O'Hanlon, Karl
(2018)
A Final Clarifying: Form, Error, and Alchemy in Geoffrey Hill's Ludo and the Daybooks.
Etudes Anglaises, 71 (2).
pp. 207-221.
ISSN 0014-195X
Abstract
n his 2012 Oxford Professor of Poetry lecture ‘Fields of Force’, Geoffrey Hill quoted W.B. Yeats to the effect that the old poet’s concentration must be ‘a final clarifying of lifelong attention upon the matter of tecnic’ [sic]. The final volumes of Geoffrey Hill’s Broken Hierarchies: Poems 1952-2012, Ludo andThe Daybooks, adopt an increasingly wayward, outlandish and constrictive series of poetic forms, including Skeltonics, John Donne’s stanzaic form from ‘A Nocturnal Upon S. Lucy’s Day’, Sidnean sapphics, Herbert’s calligrams, decasyllabic quatrains, and a canzone from an early poem of Robert Lowell, ‘Rebellion’. As Kenneth Haynes remarked in his lecture ‘Witness for the Witnesses: Geoffrey Hill and Lyric Memorialisation’ at the University of York, 17 May 2017, Hill’s last poems are a response to his discovery of new forms of error – new things to be held off, repudiated, driven against.
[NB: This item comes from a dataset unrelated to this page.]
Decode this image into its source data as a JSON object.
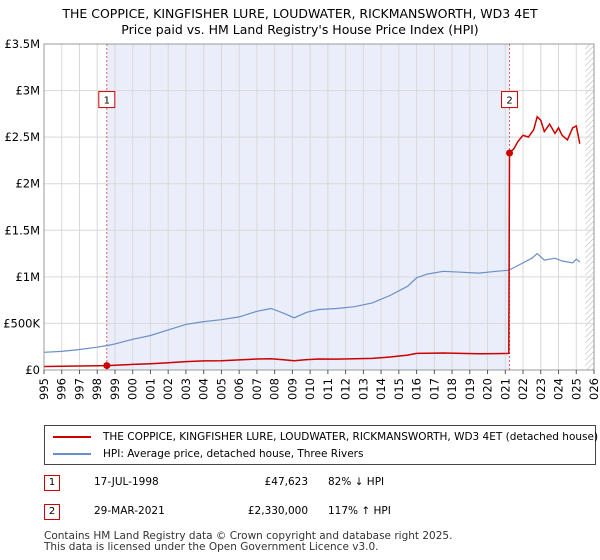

In the outrageous and extravagant forms adopted, Hill explores the burden of error and failure. This chapter will examine the relationship of Hill’s late forms to error and failure, critically evaluating the aesthetic, ethical, and “metaphysical” achievements (and misfires, wrong notes) of the last work.